His research shows for the first time the links between images of sick and ugly bodies in recent European literature and American music videos. This follows up on his recent involvement in a project on Italian political cinema co-funded by the Australian and the British Arts and Humanities Research Councils. He organized the seminar at Brown University together with Prof. William Spurlin (Brunel University) and Tegan Zimmermann (University of Alberta). The seminar will feature papers ranging from safe sex comics and satanic body art, to Chinese folktales on sexual subversion.
His main findings are the new meaning of disgust as a way not to discriminate against, but rather to identify with different bodies, and the use of monstrous bodies as a tool of emancipation for the disabled, women, non-recognized families and sexualities, and ethnic minorities. Methods used include discourse and cultural analysis, in an interdisciplinary comparison of artworks through social theory and historical evidence.

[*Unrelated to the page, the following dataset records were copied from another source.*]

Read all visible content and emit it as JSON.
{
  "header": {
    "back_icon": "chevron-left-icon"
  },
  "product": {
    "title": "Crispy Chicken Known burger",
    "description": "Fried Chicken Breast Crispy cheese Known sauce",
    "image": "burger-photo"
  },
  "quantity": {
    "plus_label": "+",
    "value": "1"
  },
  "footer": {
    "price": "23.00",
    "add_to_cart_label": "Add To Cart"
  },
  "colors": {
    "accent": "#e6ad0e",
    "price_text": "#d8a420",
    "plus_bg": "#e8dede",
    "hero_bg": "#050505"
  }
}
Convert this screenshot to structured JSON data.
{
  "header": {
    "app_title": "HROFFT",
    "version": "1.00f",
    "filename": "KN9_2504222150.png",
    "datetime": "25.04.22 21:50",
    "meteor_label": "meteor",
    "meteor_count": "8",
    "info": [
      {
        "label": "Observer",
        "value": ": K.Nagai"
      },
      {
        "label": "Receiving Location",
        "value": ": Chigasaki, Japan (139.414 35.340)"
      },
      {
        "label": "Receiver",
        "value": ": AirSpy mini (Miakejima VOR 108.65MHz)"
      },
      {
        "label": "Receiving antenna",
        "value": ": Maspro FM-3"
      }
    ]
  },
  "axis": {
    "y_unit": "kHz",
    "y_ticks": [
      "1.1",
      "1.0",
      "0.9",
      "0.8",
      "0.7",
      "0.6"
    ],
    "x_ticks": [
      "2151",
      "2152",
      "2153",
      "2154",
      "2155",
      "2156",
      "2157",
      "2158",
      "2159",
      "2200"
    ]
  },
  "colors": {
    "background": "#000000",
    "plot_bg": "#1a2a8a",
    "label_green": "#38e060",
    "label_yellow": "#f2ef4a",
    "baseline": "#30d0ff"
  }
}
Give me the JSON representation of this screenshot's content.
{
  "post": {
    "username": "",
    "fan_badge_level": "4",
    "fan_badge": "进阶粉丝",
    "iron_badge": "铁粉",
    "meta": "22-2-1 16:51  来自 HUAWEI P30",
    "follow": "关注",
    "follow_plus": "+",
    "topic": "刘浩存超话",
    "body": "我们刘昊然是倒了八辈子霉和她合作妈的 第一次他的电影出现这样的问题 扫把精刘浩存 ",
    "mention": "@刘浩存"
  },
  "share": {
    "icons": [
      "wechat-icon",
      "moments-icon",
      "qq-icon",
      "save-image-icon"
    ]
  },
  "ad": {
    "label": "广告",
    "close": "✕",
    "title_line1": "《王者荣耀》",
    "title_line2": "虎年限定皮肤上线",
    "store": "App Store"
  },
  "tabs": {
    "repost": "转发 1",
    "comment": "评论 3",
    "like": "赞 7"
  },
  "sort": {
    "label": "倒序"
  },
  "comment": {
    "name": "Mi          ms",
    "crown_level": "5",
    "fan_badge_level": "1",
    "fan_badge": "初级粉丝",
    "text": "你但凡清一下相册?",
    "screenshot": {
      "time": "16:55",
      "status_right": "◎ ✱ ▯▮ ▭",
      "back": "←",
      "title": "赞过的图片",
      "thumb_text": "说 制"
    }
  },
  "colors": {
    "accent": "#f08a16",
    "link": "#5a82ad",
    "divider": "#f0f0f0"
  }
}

Mattia Marino says: “This seminar shows ways to attach meaning to bodies which are morally and medically classified as unfit. Health and socio-political issues are amply explored.”
These findings run counter insisting attention paid to works like Lady Gaga's as unique or confined to popular culture, and the Italian American critic Camille Paglia's demeaning remarks about images of unattractive bodies in artworks. By contrast, his research shows a wider setting and frame to understand disgust in select French, Italian, and German novels and American music videos. Ordinary people identify a lot with Lady Gaga's appeal to diversity and his research shows historical, social, and literary links to engage with and widen understanding of her and other works featuring sick and ugly bodies.